I agree with a previous reviewer that the work of peeling the chestnuts was understated in the recipe. It would be great to know if you could used the peeled chestnuts you can buy in jars in the supermarket. The soup is great, but had to tell my hb to savor it deeply because I will never ever will do it again from scratch!. I also would love to know if it can be made ahead.

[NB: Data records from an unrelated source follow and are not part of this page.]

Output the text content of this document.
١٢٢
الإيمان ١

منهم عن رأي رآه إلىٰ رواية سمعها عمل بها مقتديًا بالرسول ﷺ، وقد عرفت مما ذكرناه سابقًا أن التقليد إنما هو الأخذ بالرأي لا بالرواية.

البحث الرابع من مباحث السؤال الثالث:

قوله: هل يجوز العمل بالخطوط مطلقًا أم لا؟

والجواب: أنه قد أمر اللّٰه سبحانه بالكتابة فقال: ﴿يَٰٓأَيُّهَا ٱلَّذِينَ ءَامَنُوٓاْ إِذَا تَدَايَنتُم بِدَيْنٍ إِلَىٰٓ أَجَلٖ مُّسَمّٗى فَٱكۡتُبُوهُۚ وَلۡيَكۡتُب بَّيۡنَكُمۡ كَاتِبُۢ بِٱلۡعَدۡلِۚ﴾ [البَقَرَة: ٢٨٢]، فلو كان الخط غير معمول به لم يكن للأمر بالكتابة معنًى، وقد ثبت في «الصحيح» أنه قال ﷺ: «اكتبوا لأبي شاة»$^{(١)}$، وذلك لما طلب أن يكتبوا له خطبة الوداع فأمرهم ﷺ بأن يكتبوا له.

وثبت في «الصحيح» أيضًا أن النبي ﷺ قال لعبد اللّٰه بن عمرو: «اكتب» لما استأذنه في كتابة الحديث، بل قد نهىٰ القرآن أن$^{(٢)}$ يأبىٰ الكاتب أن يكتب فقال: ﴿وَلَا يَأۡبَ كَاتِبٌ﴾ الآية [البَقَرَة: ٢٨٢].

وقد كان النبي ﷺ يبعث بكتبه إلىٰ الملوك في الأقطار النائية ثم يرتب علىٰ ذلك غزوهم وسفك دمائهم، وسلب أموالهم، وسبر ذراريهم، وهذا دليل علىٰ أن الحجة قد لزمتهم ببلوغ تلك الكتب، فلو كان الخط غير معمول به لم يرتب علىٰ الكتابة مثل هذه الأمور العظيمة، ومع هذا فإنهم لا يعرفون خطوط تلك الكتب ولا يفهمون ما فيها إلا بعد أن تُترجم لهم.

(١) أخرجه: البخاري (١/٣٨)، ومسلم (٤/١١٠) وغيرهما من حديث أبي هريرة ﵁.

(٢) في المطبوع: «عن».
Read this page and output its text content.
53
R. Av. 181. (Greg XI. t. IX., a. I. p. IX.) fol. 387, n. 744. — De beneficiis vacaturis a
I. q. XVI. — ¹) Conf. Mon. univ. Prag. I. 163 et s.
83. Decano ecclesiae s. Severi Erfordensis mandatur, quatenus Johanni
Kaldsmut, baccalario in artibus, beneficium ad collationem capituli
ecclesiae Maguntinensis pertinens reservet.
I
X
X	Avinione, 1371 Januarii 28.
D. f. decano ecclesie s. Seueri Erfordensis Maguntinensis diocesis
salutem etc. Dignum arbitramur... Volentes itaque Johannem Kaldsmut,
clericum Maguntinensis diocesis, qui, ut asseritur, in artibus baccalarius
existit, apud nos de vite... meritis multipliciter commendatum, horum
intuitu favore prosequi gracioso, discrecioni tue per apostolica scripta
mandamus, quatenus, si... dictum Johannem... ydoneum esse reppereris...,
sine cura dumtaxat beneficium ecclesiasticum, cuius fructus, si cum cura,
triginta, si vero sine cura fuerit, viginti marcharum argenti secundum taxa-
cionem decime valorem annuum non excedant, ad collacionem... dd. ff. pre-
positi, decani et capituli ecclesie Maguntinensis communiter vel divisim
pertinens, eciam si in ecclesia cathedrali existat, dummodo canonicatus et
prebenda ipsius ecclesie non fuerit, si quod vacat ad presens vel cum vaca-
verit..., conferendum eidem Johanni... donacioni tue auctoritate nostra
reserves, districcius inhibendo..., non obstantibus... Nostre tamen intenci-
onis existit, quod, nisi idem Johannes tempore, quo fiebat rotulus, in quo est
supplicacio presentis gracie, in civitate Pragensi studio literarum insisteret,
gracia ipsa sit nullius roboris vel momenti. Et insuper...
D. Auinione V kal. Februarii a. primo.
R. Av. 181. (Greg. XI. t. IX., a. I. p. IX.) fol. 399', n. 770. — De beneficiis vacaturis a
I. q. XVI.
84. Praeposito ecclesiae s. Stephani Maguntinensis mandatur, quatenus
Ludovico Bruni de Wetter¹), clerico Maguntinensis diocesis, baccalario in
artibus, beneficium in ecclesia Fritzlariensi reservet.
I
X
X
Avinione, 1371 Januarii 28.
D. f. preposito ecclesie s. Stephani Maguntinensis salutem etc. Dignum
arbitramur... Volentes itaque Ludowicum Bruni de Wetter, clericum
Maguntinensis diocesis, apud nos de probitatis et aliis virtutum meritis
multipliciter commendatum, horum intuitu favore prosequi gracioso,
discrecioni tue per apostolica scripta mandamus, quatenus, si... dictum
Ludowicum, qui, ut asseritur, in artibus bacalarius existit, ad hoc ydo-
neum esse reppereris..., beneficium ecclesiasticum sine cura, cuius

Let me start by saying: this recipe completely understates the work that goes into peeling those Chestnuts. Now, I love FC, and have jumped into every recipe with excitement. I am not faint of heart nor unwilling to work for hours for the right combination of flavors. That said: I started cooking at 6 and was ready to serve at 10p. Although my husband helped me, it took us two hours to peel. Also, nearly a quarter of our chestnuts were rotted, something we did not discover until we had begun peeling. So for those willing to do this recipe: buy 3.5 pounds instead of three. I did push the soup through a sieve and I only used a hand blender. In my opinion, it did not ruin the integrity of the soup. Back to the peeling. My thumbs are destroyed. Tiny shards of the so called "sticky" substance under the shell, slid in between the skin and nail of any fingers that took part in the peeling. Very painful. If the recipe were not so good I would have swore those who ate it to secrecy and never, NEVER used it again. Bottom line: Soup was transcendent and should remain a starter because it is so rich. The texture reminds me of split pea soup although it is much sweeter. It is perfectly paired with the crispy, salty, prosciutto. If you are willing to invest time for peeling (for those of you who have four hours to kill on Christmas) this recipe is absolutely worth it. FineCooking: How about some make ahead tips for this recipe? How many peeled pounds of chestnuts should we need? When testing this recipe, how many people peeled with you? (Just some thoughts from an adoring home cook)

Pros - Excellent, warm flavor: ideal soup for a cold night. Can match up with any non-spicy steak, chicken, or fish dish. Also can match up with practically any salad. I didn't sieve the soup after pureeing it, because I wanted to preserve the body of the soup. Con - Peeling three pounds of roasted chestnuts is very labor intensive. You'll need at least two, if not three, people to do it quickly.